Петр: Ну ты поспи пока.
Алексей (свободно выдыхает): А я вот уже и выспался.
Петр (одобрительно улыбается): Ого! Да ты уже выздоравливаешь! Кушать хочешь?
Алексей (улыбается в ответ и соглашается, говорит почти без испуга): Хочу!
Алексей выходит из своей обороны садиться на кровати, но ноги пока не спускает. Петр, впрочем, не очень осознавая свои действия, отвечает на этот жест едва открывающегося Алексея, садиться на его кровать с самого края. Все остальные стоят. 
Павел: Ну вот, а говорил, что ничего не знаешь. (на отрез, сообщает) Через полчаса обед.
Алексей совсем осмелев спускает ноги на пол и откидывает свое одеяло.
Петр (боясь, но с интересом): А ты что правда актёр? А что ты там играл… в своём театре?
Алексей: На Театре?
Петр: Что?
Алексей: Не важно (выдыхает) просто игра слов…
Петр: Да. И что ты там играл?
Алексей (немного удивленно, удивлением защищаясь): Сумасшествие.

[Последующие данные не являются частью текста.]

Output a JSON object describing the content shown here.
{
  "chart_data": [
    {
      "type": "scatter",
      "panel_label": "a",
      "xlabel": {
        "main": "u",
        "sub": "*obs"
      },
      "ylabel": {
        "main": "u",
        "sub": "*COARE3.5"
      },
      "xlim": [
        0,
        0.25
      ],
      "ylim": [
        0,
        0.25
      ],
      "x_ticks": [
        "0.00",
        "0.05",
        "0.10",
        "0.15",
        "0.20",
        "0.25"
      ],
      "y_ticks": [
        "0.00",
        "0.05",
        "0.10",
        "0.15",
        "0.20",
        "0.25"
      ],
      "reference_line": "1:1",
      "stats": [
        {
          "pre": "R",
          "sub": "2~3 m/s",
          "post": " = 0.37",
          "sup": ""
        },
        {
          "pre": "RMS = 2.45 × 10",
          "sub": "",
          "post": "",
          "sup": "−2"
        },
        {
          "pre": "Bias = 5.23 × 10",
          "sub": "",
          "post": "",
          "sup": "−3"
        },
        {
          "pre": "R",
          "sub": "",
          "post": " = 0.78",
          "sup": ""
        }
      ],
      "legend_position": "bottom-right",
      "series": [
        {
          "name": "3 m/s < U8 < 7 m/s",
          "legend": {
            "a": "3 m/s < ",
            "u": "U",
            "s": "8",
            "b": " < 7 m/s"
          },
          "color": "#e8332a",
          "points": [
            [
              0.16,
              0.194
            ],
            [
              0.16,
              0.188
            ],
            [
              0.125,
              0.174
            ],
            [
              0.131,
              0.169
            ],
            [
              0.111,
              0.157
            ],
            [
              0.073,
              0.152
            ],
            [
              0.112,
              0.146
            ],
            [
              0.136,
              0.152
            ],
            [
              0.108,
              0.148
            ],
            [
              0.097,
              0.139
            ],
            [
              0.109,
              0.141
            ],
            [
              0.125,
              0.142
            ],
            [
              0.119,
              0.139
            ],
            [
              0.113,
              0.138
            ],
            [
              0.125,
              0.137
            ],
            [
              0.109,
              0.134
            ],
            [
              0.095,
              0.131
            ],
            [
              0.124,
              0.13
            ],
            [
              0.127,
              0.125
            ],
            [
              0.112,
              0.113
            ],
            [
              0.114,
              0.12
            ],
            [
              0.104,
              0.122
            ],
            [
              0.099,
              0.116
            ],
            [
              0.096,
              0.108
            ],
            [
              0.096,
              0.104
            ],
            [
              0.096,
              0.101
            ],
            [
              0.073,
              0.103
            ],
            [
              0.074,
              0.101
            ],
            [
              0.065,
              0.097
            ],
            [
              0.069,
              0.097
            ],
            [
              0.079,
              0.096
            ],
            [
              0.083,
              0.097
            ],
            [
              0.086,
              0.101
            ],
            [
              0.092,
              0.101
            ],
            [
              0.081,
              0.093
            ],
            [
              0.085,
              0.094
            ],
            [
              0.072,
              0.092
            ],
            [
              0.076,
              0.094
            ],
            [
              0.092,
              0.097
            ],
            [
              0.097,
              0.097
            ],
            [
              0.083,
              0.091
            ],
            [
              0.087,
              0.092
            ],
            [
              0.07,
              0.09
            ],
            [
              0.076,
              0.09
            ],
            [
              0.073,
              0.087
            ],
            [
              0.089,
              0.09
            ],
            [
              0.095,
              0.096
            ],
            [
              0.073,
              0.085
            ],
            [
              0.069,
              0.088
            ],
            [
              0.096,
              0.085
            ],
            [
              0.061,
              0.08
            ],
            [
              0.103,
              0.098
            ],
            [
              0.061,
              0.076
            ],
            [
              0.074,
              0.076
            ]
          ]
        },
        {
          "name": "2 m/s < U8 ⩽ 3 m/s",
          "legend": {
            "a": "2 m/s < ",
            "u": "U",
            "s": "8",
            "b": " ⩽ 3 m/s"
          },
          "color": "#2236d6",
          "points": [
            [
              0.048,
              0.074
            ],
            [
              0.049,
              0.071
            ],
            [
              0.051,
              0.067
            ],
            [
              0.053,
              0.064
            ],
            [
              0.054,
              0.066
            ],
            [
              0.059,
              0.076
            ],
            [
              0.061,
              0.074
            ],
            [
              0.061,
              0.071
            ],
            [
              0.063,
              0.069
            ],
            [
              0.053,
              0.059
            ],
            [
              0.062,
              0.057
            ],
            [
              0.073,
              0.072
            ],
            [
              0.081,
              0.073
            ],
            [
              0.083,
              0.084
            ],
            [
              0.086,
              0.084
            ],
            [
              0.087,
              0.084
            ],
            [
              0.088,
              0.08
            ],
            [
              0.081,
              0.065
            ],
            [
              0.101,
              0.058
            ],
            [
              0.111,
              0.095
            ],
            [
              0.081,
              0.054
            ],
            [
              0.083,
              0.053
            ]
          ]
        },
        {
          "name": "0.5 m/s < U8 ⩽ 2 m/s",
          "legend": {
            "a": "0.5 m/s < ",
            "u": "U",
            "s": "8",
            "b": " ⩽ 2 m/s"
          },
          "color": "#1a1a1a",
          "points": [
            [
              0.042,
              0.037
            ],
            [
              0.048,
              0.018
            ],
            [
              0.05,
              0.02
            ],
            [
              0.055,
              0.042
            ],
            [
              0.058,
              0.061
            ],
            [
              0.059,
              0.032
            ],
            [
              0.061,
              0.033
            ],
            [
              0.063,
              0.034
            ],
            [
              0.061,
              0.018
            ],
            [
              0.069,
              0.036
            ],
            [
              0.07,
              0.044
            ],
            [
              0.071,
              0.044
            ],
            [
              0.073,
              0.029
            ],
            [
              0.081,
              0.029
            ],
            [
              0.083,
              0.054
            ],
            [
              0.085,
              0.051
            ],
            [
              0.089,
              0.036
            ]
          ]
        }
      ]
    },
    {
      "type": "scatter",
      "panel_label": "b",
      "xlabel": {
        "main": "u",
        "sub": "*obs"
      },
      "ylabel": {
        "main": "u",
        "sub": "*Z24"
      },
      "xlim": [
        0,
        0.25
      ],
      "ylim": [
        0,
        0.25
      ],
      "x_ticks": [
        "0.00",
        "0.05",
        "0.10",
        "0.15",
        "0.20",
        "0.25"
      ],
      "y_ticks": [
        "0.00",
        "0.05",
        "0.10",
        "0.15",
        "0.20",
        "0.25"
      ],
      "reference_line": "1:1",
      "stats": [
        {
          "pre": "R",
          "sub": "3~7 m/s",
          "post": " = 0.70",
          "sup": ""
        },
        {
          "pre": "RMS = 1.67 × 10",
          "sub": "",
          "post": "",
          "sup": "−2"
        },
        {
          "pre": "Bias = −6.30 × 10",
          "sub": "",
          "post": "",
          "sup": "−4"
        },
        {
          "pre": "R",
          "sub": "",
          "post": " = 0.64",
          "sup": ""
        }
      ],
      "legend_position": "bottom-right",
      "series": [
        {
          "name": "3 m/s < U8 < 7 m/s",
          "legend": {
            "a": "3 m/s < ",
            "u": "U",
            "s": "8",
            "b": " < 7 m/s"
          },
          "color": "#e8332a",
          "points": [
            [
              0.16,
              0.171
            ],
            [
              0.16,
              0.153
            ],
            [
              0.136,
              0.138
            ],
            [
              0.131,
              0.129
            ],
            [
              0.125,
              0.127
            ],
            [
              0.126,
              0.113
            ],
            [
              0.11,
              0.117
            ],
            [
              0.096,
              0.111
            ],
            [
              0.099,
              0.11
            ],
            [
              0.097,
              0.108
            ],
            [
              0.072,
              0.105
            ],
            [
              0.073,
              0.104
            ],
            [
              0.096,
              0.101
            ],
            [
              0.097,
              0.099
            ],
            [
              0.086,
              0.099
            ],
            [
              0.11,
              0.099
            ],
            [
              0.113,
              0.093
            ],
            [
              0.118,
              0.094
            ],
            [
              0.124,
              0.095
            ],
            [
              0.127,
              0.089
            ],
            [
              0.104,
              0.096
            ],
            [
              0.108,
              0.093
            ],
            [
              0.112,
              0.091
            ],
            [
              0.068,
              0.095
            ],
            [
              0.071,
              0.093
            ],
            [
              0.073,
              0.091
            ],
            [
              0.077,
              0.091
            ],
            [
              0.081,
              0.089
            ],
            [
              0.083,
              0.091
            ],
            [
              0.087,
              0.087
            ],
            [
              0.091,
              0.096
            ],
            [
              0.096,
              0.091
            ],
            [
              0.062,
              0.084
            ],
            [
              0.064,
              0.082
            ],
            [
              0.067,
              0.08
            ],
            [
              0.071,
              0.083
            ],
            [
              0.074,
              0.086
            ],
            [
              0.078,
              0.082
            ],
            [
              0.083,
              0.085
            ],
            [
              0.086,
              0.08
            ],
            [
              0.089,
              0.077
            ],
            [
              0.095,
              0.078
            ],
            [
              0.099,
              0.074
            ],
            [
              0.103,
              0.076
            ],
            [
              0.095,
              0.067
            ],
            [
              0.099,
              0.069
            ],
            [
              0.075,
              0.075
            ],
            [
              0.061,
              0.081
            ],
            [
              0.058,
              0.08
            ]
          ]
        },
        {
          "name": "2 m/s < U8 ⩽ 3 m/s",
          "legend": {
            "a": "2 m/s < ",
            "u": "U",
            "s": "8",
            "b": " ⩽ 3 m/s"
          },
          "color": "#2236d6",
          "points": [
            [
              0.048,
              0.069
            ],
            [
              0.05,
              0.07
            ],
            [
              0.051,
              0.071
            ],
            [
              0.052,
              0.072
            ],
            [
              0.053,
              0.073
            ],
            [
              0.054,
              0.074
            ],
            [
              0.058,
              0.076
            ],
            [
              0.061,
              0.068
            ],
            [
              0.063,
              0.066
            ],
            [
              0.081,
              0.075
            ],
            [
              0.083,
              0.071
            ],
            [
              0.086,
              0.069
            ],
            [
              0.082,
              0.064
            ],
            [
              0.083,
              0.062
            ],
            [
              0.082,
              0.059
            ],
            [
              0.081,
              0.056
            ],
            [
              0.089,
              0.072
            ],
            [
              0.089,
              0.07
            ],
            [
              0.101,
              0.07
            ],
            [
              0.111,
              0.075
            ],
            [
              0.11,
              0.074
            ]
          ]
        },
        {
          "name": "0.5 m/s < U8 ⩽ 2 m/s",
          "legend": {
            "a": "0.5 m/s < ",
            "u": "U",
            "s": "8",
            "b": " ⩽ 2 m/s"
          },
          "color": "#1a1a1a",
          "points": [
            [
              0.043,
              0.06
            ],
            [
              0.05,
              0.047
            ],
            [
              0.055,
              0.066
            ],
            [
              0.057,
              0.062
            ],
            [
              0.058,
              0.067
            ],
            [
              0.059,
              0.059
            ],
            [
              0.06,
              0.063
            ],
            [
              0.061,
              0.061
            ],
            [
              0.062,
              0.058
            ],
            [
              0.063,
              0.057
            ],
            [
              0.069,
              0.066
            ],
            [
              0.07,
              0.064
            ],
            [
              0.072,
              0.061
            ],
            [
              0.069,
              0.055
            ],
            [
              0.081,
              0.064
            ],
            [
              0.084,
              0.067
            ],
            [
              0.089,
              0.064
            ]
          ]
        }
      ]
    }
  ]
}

Петр (смеётся): Сумасшествие? И?
Алексей вопросительно смотрит на Петра.
Петр: И? Сумасшествие. А какая роль?
Алексей (пространно улыбаясь): Просто сумасшествие…
Петра: Но какая роль?
Алексей (грустно отмахивается): Да никакая.
Петр: Ну ты хоть слова роли-то помнишь?
Алексей (качает головой): Нет…
Петр: Ох и мудрёный ты человек, Алексей.
Павел: А… Теперь ясно. Оставь человека, Петруха – не береди или за него на вязках лежать будешь? Но могу сказать одно, актер – роль тебе, по-видимому все же удалась.
Когда Павел, обращается к новому пациента вместо имение Алексей, называя его «актёром», как именем, по лицу Алексея проходит едва заметная судорога, он будто что-то вспомнил.
Алексей (грустно): Не знаю… (набравшись смелости, просит) Павел, тебя так зовут? Если можно не обращайся ко мне «актёр» – я аж вздрагиваю. Лучше по имени – Алексей, можно проще – Леха. Но не… (осекается)
Павел (почти грубо): Извини, Алексей. Хотел комплемент сделать. (делает вывод) Точно по этому поводу лежишь.
Петр (с вызовом и лукаво): А сыграешь что-нибудь?
Алексей (уверенно): Нет.
Павел (безнадежно выдыхая предупреждая в последний раз): Ну не мучь. Сказа ли же! (выдыхает) Вот ведь ты, Петруха, бестолочь.
Павел почти демонстративно отверчивается к стене.
Алексей (всей палате): А я тут на долго?
Петр: Как знать. Коли здоров станешь держать не будут. Тут вон смотри какая теснота в палатах.
Иван (смеётся) Много желающих!
Филипп (будто щелкает Иван по носу, но по-доброму): Что смеёшься-то, Филя. Над своим же братом и смеёшься.
Иван, поняв оплошность искренне грустнеет. 
Петр (с нотками знающего психолога в голосе): Ты не думай пока об этом. Здесь тебе помогут. Это правда. У тебя что?
Алексей (не понимая, переспрашивает): Что?
Петр (искренне): Ну – Схема?
Алексей (ещё боле не понимает): Схема?
Павел (возвращаясь в разговор, но через спину не поворачиваясь): Да, о чем ты говоришь? Какая сема? Он только поступил. Скажи спасибо, что хоть себя помнит. (упреждающе Петру) Молчи уже!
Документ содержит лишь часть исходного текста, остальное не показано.